Wilde eenden van allerlei soort vlogen bij paren over ons hoofd, dan weer een eenzame aalscholver, of een reiger met zware vleugelslag en — we waren nog geen half uur op 't water — twee, vijf, negen, lepelaars in een rechte lijn achter elkander hoog in de blauwe lucht.

"Glorious" zei Young — ook al vinden we geen baardmannetjes, onze dag is goed." De oude jongen zat al lang niet meer; hij stond op 't achterbankje, zijn oogen beschuttend tegen de zon met zijn handen en duizend rimpeltjes van vergenoegdheid in zijn dik gebruind gezicht. Zooals hij daar stond, met al de inspanning van zijn gezichtsvermogen de lepelaars nastarend, en als het ware gereed om ze na te vliegen, was hij een echt voorbeeld ervan, hoe door liefde voor de natuur en de zucht om zooveel mogelijk deel te hebben aan het leven in de lichte zon en de frissche lucht, een mensch altijd jong blijft.

Om bij de baardmeesjes te komen, moesten wij in een andere plas wezen, een minuut of vijf naar het zuiden. De weg daarheen was een rechte sloot door het rietland heen — een sloot van een halve K.M. lang. Nu was het: "handen uit de mouwen," want de wind hielp niet meer.

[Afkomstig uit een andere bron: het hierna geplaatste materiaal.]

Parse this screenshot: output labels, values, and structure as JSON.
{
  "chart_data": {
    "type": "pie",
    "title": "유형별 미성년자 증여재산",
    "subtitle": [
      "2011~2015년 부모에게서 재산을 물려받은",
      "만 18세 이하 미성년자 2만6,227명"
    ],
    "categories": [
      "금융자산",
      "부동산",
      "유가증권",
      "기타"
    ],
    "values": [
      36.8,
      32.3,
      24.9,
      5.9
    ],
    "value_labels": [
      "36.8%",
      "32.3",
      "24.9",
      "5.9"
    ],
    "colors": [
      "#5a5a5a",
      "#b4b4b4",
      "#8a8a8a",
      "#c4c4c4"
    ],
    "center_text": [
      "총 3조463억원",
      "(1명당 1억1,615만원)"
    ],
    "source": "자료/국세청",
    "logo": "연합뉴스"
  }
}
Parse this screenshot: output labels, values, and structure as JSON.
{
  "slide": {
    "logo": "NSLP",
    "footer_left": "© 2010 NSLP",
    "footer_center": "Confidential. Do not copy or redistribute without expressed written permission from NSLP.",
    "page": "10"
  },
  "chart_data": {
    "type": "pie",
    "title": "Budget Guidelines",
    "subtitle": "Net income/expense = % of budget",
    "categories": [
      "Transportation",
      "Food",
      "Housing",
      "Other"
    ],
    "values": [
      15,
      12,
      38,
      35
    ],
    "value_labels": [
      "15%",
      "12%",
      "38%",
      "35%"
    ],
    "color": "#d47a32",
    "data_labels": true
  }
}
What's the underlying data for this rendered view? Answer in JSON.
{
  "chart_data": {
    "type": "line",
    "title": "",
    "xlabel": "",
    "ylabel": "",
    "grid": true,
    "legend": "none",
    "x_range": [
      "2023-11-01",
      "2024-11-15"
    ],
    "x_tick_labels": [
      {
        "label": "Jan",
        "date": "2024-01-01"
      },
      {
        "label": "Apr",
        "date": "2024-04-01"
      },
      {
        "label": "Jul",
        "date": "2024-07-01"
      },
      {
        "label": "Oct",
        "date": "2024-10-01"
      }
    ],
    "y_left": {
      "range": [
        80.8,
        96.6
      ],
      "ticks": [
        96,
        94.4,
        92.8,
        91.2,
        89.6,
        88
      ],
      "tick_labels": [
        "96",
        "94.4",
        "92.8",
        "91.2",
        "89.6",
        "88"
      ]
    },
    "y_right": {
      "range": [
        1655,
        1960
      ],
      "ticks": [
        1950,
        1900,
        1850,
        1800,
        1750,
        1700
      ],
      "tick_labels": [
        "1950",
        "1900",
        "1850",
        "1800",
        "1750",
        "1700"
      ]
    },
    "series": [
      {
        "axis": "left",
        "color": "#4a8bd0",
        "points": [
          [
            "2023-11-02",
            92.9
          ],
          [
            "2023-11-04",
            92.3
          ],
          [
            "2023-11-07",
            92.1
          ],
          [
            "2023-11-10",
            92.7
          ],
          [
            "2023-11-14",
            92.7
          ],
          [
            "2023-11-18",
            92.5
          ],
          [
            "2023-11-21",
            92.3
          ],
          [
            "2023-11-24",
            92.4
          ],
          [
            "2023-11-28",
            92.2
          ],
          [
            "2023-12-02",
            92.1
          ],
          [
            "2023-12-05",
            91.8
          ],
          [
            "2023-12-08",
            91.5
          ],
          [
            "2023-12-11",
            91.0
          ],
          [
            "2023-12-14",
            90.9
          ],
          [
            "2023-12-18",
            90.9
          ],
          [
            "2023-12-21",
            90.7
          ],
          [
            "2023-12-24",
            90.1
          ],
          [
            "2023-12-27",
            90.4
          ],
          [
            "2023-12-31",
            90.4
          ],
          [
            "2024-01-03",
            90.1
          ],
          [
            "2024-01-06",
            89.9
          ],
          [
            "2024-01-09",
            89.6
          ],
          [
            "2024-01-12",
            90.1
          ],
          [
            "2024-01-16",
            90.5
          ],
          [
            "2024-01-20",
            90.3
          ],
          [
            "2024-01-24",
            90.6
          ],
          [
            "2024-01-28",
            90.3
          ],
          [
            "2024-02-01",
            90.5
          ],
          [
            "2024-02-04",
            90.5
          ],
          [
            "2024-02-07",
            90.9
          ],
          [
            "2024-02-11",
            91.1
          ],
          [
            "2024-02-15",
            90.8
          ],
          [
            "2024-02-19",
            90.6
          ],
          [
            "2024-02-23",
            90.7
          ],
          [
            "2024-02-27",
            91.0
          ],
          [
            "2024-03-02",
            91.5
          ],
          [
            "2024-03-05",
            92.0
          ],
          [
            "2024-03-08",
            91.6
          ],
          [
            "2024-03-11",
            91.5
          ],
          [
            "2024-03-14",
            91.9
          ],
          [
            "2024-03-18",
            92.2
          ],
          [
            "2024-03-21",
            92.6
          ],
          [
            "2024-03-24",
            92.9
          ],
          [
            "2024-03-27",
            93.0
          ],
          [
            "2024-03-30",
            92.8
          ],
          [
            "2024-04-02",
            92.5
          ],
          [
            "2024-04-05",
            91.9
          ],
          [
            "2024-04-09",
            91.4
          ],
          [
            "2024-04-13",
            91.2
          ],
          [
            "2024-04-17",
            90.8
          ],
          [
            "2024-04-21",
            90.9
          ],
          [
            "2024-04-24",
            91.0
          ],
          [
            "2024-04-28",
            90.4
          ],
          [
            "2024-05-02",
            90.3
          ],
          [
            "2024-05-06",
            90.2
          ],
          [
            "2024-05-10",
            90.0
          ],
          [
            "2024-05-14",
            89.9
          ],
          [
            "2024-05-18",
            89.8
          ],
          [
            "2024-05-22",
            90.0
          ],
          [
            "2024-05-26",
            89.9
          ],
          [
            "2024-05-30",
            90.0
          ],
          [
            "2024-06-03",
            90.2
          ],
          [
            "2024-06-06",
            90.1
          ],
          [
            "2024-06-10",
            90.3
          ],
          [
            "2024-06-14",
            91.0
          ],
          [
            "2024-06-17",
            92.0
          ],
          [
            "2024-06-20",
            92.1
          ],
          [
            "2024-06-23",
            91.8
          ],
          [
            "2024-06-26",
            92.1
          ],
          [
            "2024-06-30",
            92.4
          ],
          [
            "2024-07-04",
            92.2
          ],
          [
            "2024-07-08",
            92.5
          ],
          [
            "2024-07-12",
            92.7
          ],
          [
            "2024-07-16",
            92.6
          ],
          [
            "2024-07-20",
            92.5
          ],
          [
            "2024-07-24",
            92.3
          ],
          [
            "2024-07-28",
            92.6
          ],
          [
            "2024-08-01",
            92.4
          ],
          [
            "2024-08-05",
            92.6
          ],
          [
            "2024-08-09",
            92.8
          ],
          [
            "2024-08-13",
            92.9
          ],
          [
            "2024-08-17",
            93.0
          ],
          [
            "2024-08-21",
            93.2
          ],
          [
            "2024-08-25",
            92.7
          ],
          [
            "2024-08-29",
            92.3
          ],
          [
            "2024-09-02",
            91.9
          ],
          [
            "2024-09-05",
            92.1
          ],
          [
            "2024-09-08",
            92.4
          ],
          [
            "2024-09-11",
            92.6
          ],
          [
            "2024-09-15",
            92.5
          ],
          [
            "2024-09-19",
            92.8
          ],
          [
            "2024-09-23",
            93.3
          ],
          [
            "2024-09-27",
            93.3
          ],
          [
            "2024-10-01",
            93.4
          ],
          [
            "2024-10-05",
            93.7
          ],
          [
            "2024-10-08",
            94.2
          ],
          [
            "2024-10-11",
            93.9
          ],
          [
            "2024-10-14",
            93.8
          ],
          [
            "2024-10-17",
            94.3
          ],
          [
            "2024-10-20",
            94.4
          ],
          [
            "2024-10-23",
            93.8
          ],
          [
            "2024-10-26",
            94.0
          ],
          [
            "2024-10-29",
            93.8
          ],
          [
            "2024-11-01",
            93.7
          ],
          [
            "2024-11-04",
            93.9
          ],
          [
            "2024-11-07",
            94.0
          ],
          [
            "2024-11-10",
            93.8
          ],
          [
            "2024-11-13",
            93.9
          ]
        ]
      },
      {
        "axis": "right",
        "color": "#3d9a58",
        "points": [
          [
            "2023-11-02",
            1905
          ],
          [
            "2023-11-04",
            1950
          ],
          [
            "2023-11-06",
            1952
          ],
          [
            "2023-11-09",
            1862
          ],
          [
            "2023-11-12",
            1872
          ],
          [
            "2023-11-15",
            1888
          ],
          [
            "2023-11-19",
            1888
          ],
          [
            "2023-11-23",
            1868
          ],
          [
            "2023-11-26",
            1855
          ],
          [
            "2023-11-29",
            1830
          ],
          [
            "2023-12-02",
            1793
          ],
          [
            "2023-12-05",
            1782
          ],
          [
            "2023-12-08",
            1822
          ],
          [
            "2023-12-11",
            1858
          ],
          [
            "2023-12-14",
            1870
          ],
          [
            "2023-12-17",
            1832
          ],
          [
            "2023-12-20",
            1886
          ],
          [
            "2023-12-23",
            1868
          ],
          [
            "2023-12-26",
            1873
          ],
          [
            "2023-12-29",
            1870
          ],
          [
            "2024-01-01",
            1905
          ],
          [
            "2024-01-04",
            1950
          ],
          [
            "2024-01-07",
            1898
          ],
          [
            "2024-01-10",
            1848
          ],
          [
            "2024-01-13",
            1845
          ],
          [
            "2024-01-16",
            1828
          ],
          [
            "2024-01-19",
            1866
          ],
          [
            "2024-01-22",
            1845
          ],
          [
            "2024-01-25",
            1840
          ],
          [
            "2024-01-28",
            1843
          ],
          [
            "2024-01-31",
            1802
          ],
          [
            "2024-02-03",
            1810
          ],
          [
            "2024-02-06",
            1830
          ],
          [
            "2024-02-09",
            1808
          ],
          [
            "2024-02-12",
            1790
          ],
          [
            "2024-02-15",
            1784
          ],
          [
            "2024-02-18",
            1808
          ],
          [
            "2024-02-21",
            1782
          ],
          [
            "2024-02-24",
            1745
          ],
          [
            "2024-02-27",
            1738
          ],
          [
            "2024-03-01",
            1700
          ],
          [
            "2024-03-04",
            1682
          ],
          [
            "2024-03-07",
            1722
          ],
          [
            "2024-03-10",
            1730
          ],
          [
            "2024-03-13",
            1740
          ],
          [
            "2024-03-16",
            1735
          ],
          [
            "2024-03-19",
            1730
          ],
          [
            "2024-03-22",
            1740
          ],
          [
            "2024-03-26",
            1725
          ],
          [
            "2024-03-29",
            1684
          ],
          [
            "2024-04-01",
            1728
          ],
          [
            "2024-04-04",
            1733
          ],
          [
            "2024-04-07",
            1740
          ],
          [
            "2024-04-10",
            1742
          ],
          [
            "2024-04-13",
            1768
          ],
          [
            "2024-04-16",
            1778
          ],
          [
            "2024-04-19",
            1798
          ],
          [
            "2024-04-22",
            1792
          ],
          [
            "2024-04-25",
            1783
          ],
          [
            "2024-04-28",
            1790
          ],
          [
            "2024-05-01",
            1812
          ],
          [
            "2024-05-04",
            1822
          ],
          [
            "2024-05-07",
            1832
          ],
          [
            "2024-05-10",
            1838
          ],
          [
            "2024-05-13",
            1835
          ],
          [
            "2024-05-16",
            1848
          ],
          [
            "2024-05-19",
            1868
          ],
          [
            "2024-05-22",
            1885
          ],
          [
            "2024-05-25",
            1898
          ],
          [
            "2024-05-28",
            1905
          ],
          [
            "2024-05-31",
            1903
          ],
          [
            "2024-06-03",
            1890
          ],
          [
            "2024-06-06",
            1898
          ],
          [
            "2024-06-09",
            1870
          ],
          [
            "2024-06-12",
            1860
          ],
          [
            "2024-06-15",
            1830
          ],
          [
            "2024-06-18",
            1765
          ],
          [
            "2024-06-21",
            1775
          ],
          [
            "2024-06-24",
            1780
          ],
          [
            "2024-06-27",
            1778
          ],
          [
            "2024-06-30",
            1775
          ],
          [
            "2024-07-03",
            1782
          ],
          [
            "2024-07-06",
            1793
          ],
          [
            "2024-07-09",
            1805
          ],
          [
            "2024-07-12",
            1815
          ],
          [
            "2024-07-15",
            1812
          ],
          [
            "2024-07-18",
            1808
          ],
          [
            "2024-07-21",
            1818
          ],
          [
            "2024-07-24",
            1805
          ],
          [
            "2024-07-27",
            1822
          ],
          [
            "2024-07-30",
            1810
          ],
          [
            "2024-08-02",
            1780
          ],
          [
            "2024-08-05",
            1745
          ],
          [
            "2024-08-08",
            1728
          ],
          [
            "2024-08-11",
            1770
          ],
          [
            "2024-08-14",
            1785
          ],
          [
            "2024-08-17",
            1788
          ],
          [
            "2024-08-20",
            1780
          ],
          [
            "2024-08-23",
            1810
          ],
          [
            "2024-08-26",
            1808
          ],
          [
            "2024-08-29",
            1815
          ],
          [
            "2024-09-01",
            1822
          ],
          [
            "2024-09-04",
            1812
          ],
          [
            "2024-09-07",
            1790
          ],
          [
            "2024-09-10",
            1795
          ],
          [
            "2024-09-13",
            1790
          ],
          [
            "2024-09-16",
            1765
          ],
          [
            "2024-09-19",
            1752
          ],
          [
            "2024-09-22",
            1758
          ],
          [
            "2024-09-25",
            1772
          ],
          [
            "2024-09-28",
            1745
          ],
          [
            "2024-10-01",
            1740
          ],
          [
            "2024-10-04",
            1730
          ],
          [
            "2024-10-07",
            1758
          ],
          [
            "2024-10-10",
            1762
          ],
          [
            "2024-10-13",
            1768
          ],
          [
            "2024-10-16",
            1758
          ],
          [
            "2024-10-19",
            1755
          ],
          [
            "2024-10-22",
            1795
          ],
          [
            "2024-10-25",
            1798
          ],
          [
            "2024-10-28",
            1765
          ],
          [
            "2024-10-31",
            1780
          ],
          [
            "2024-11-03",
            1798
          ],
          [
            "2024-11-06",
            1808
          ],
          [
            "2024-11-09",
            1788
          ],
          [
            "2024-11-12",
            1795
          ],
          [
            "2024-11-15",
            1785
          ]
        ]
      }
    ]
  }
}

Doodkalm was het in de riet-allee, spiegelglad het water, zoo effen, dat de eenden tweehonderd meter ver duidelijk te zien waren. Van weerskanten galmde het onvermoeide gezang der karekieten — kerre, kerre, kerre, kiet, kiet, kiet, kerre, kerre, kerre, kerre, kiet, kiet, kiet — een gezang zoo scherp en eenvormig als het riet zelve, waaruit het opstijgt.